In a message dated 2001-04-10 3:04:09 Pacific Daylight Time,
[EMAIL PROTECTED] writes:
> When looking at a document would it be safe to assume that if you found any
> of the following Byte Order Marks
> * 0xFFFE (UCS-2 Little Endian)
> * 0xFEFE (UCS-2 Big Endian)
should be 0xFEFF
> * 0xEFBBBF (UTF-8)
> That the document is encoded with that encoding format. That means that if
I
> found the first 3 octets to be EF BB EF could I assume I am dealing with a
> UTF-8 Document.
That is usually a safe assumption and a good practice, except that if the
first two bytes are 0xFF 0xFE, you should check the next two to see if they
are 0x00 0x00 (which would signify little-endian UCS-4).
Also, think in terms of UTF-16, not UCS-2.
> Apart from UTF and Unicode/UCS encoding formats do any other "legacy"
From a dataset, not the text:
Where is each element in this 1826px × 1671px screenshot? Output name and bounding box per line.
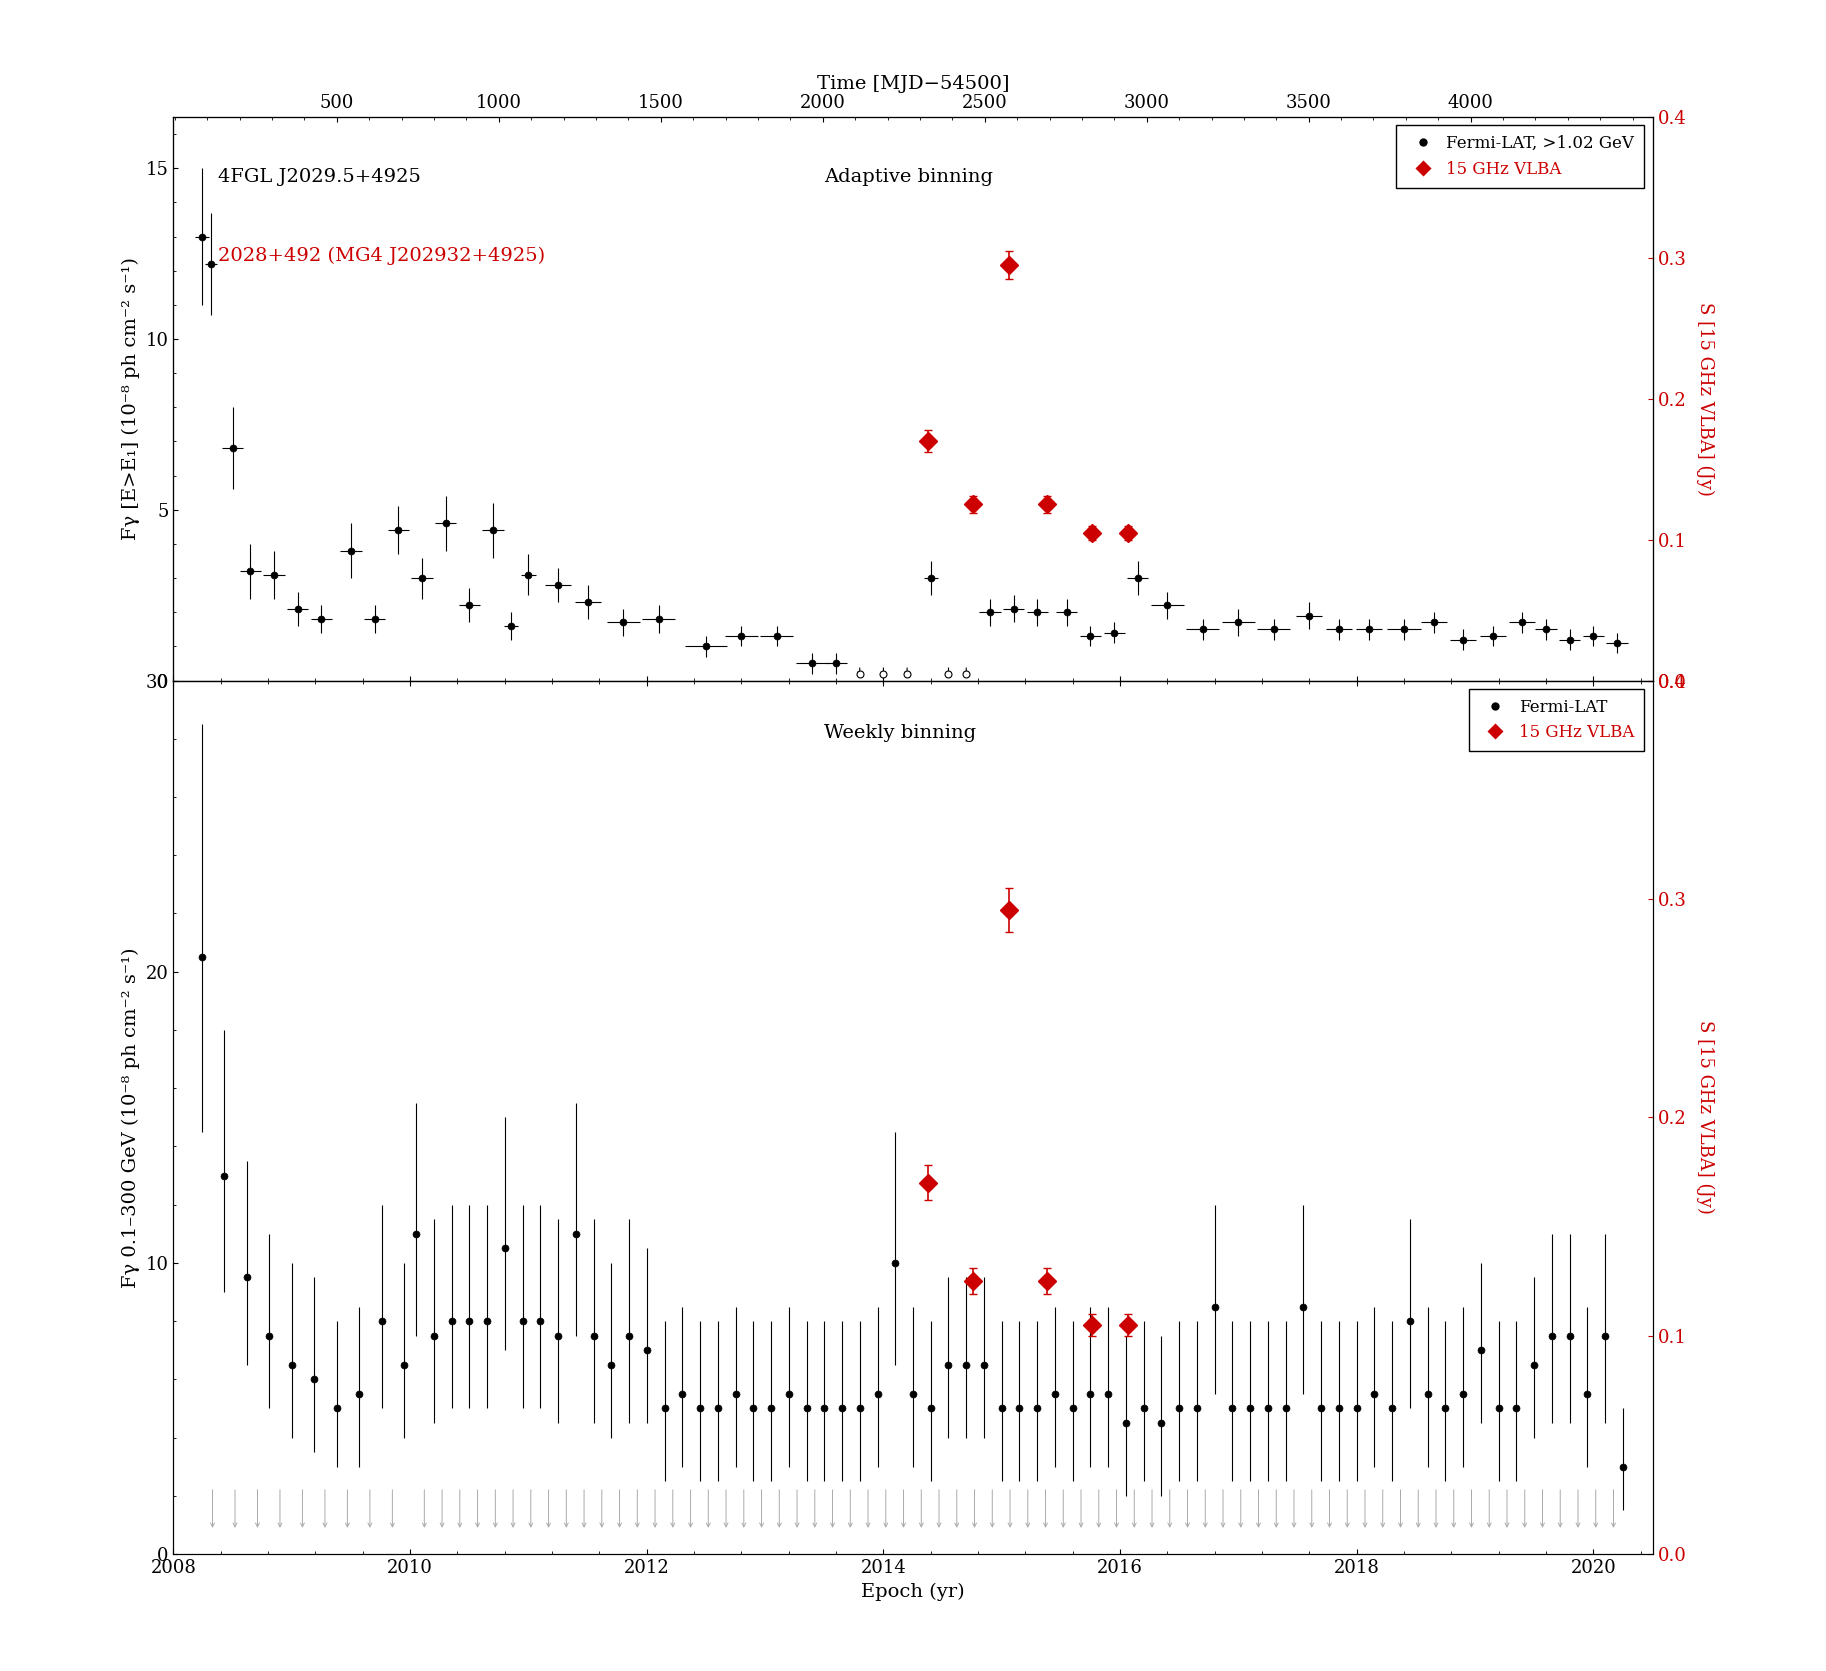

> character sets use Byte Order Marks?
Good question. I have not heard of any.
To follow up, what about signatures that are not necessarily byte order
marks? UTF-8 does not need a BOM, so the signature 0xEF 0xBB 0xBF is useful
for the purpose Tomás mentioned, to indicate the encoding. Do any other
character sets have such signatures?
-Doug Ewell
Fullerton, California